CPU times: user 633 ms, sys: 72 ms, total: 705 ms
Wall time: 754 ms


In [18]:
fit

<1892x17493 sparse matrix of type '<class 'numpy.float64'>'
	with 18946119 stored elements in Compressed Sparse Row format>

In [19]:
client_numb = 1520
init_set = set([title_dict[i+1] for i in np.nonzero(interactions_sparse[client_numb])[1].tolist()])
predictied_set = set([title_dict[i+1] for i in fit[client_numb].toarray().argsort()[0][-70:].tolist()])

In [20]:
init_set

{'311',
 'Aj Mclean',
 'Alanis Morissette',
 'Alice In Chains',
 'Arctic Monkeys',
 'Backstreet Boys',
 'Brandon Boyd',
 'Britney Spears',
 'Cansei De Ser Sexy',
 'Daft Punk',
 'David Bowie',
 'Death Cab For Cutie',
 'Fischerspooner',
 'Franz Ferdinand',
 'Gossip',
 'Hot Hot Heat',
 'Imogen Heap',
 'Incubus',
 'Indochine',
 'Interpol',
 'Jason Castro',
 'John Frusciante',
 'John Mayer',
 'Justin Timberlake',
 'Kings Of Leon',
 'Klaxons',
 'Lady Gaga',
 'Ladytron',
 'Madonna',
 'Mcfly',
 'Metric',
 'Morrissey',
 'Muse',
 'Nick Carter',
 'Nirvana',
 'Pendulum',
 'Placebo',
 'Queens Of The Stone Age',
 'R.Sigma',
 'Radiohead',
 'Rammstein',
 'Red Hot Chili Peppers',
 'Silverchair',
 'Slipknot',
 'The Beatles',
 'The Cure',
 'The Smashing Pumpkins',
 'The Smiths',
 'The Strokes',
 'Yeah Yeah Yeahs'}

In [21]:
predictied_set - init_set

{'30 Seconds To Mars',
 'Amy Winehouse',
 'Arcade Fire',
 'Avril Lavigne',
 'Beyonce',
 'Björk',
 'Blink-182',
 'Blur',
 'Christina Aguilera',
 'Coldplay',
 'Crystal Castles',
 'Depeche Mode',
 'Elliott Smith',
 'Evanescence',
 'Florence + The Machine',
 'Foo Fighters',
 'Glee Cast',
 'Green Day',
 'Joy Division',
 'Katy Perry',
 'Ke$Ha',
 'Kylie Minogue',
 'Lily Allen',
 'Linkin Park',
 'Los Hermanos',
 'Mariah Carey',
 'Metallica',
 'Mgmt',
 'Michael Jackson',
 'Miley Cyrus',
 'My Chemical Romance',
 'Nine Inch Nails',
 'Oasis',
 'Paramore',
 'Pearl Jam',
 'Pink Floyd',
 'Rihanna',
 'Shakira',
 'Sigur Ros',
 'System Of A Down',
 'The Killers',
 'The Kooks',
 'U2'}

# Quality Metrics

**Normalized Discounted Cumulative Gain**  
This metric cares about position.  
Relevant items at the top = better score.  
Relevant items far down = lower score.  
Helps check if the system puts important things first.
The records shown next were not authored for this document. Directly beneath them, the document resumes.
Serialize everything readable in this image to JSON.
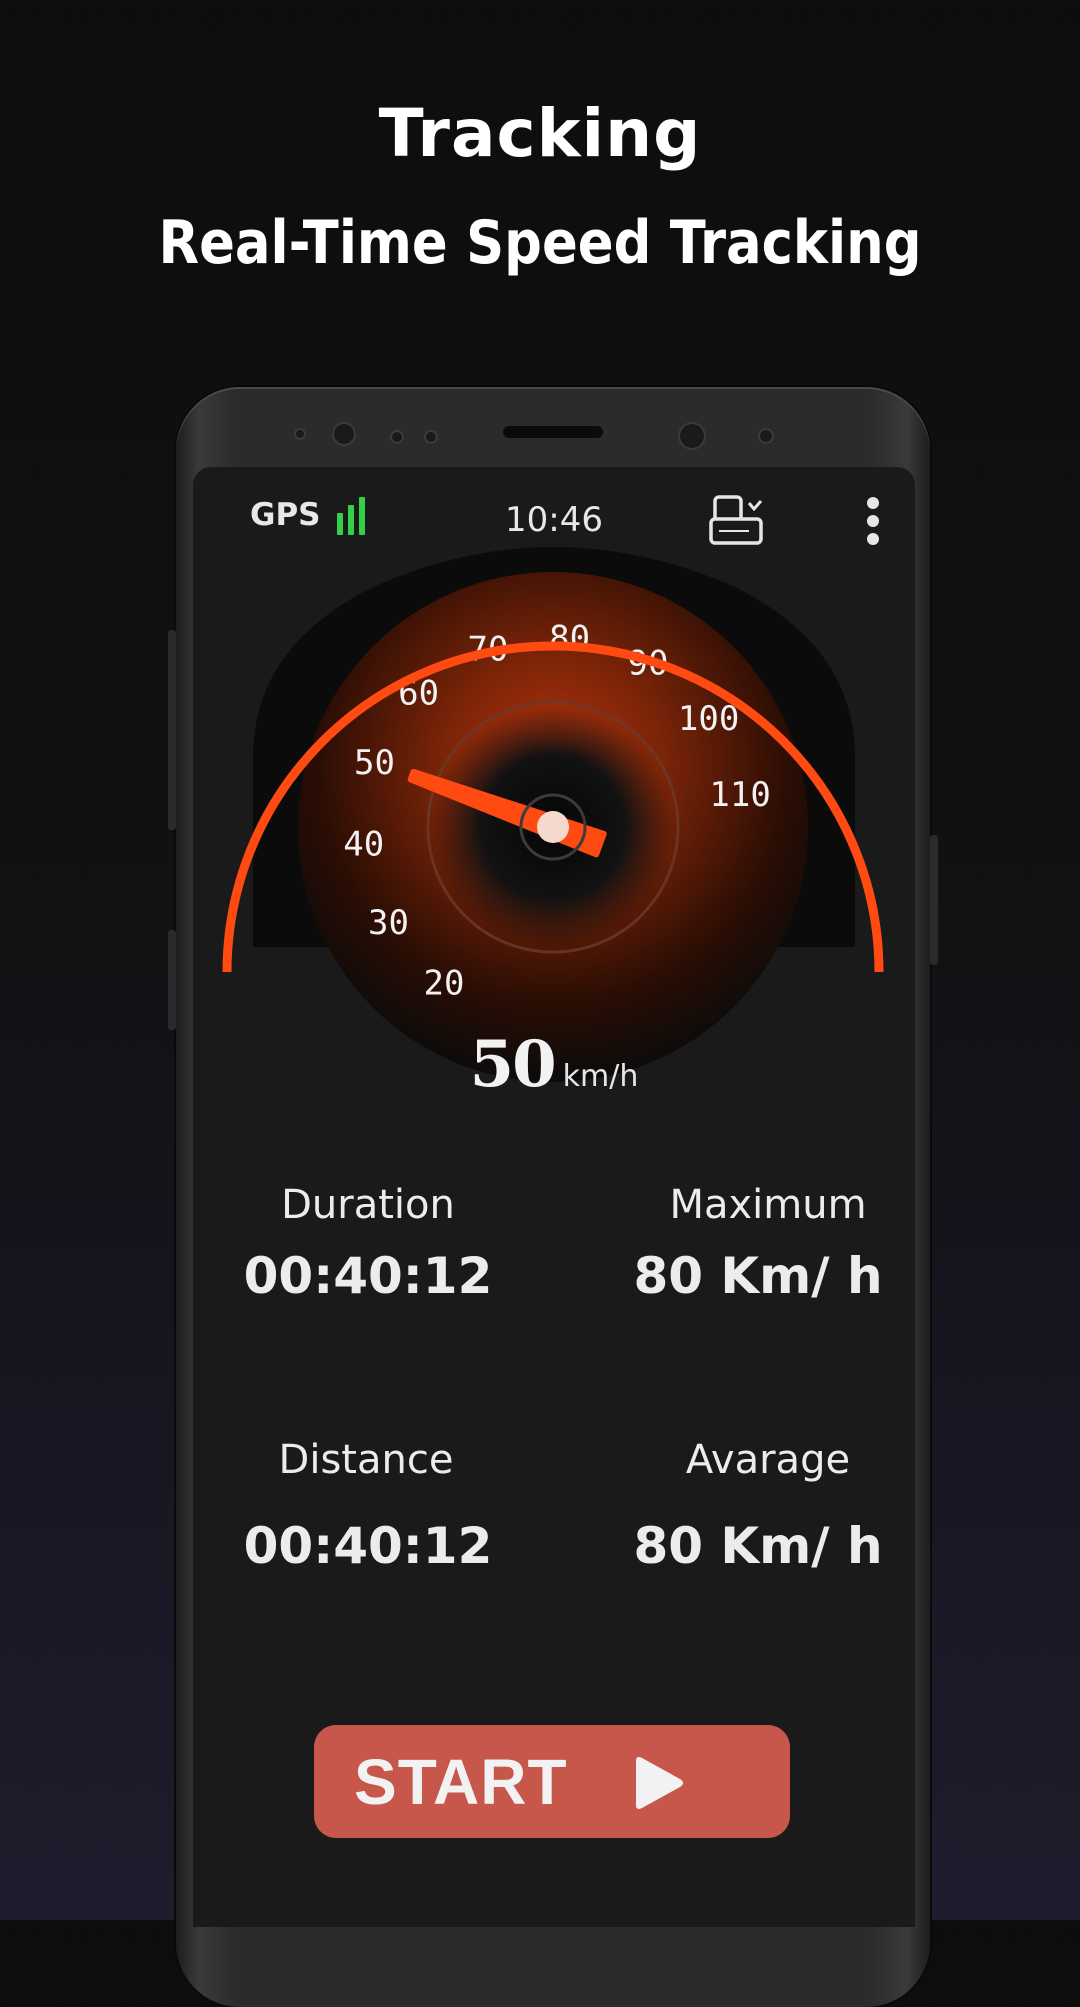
{
  "headline": {
    "title": "Tracking",
    "subtitle": "Real-Time Speed Tracking"
  },
  "status_bar": {
    "gps_label": "GPS",
    "gps_signal_color": "#35d04a",
    "time": "10:46",
    "icons": [
      "rotate-screen-icon",
      "more-vertical-icon"
    ]
  },
  "speedometer": {
    "ticks": [
      "20",
      "30",
      "40",
      "50",
      "60",
      "70",
      "80",
      "90",
      "100",
      "110"
    ],
    "needle_value": 50,
    "accent_color": "#ff4a12",
    "speed": "50",
    "unit": "km/h"
  },
  "stats": {
    "duration_label": "Duration",
    "duration_value": "00:40:12",
    "maximum_label": "Maximum",
    "maximum_value": "80 Km/ h",
    "distance_label": "Distance",
    "distance_value": "00:40:12",
    "average_label": "Avarage",
    "average_value": "80 Km/ h"
  },
  "start_button": {
    "label": "START",
    "color": "#c7574a",
    "icon": "play-icon"
  }
}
**Mean Average Precision**  
Shows how well the system recommends relevant items on average.  
If relevant items appear at the top of the list — MAP is high.  
If they’re scattered or appear too late — MAP drops.

**Hit Rate**  
The simplest metric:  
Did the system manage to recommend at least one good item?  
If yes — it's a hit.  
If no — it's a miss.  
Doesn't care about position — just “did we hit or not?”

# Conclusion

The only reliable way to evaluate a recommender system is through A/B testing, as offline metrics often fail to capture real user preferences and context.